- Genre: Wild swimming, Documentary, Series
- Created by: Julie Wilson Nimmo, Greg Hemphill
- Starring: Julie Wilson Nimmo, Greg Hemphill
- Country of origin: United Kingdom
- Original language: English
- No. of series: 3
- No. of episodes: 15

Production
- Running time: 30 minutes
- Production company: Solus Productions

Original release
- Network: BBC Scotland BBC iPlayer, BBC Two
- Release: 3 February 2024 – present

= Jules and Greg's Wild Swim =

British television series

Jules and Greg's Wild Swim is a Scottish television series about wild swimming for broadcast on BBC Two, BBC Scotland and its streaming service BBC iPlayer, featuring couple Julie Wilson Nimmo and Greg Hemphill.
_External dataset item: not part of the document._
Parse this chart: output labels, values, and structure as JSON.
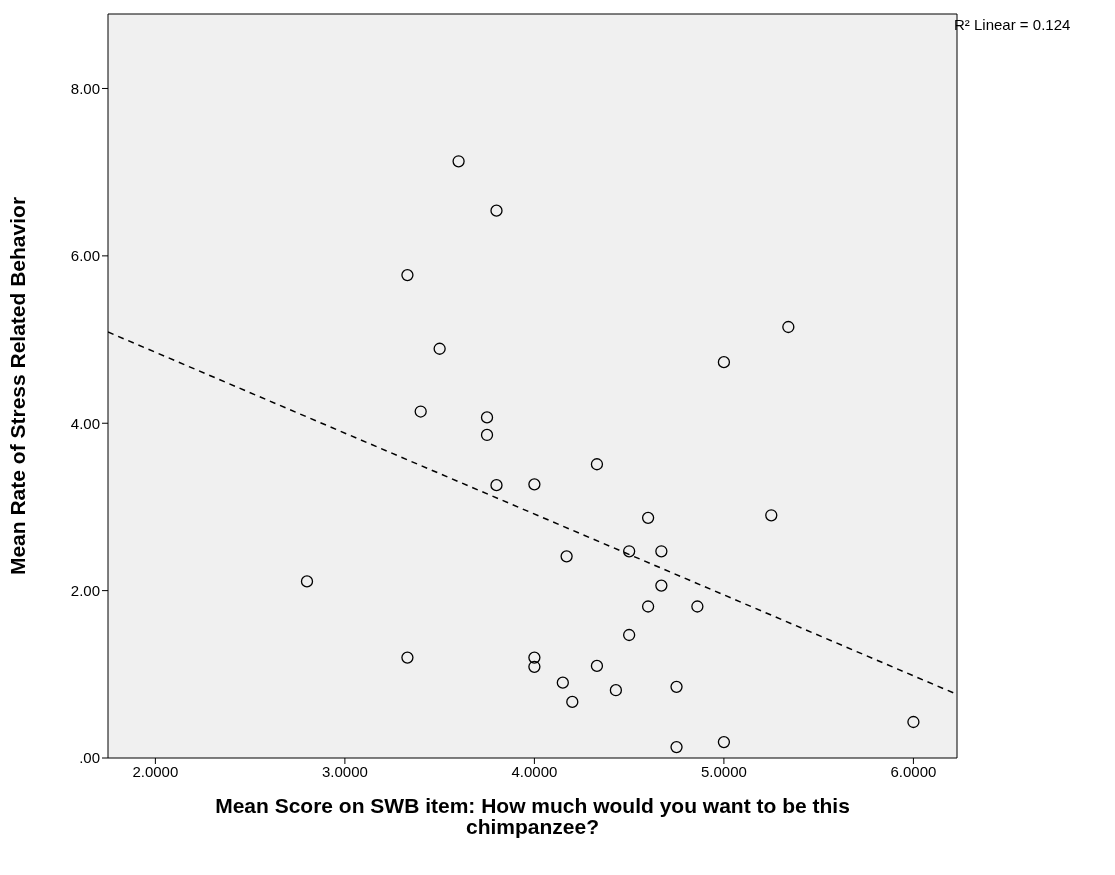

Jules and Greg's Wild Swim was produced by Solus Productions and Jim Webster.

==Plot==
The series follows Balamory star Julie Wilson Nimmo and Still Game co-creator and star Greg Hemphill as they take the plunge at Scotland's breathtaking and beautiful wild swimming spots, meeting swimmers who share their inspirational stories along the way.

In the final episode of series one, Nimmo returned to Tobermory, where Balamory was filmed.

==Filming and release==
Filming for series one took place across Scotland in the summer of 2023. It later aired on BBC Scotland channel and began streaming on BBC iPlayer in January 2024. Filming for series two took place again across Scotland in the summer of 2024. It is set to air in January 2025 on BBC Scotland channel and BBC iPlayer.

Series three aired in February 2026, focusing on the South of Scotland.

The show was later aired across England and Wales on BBC Two.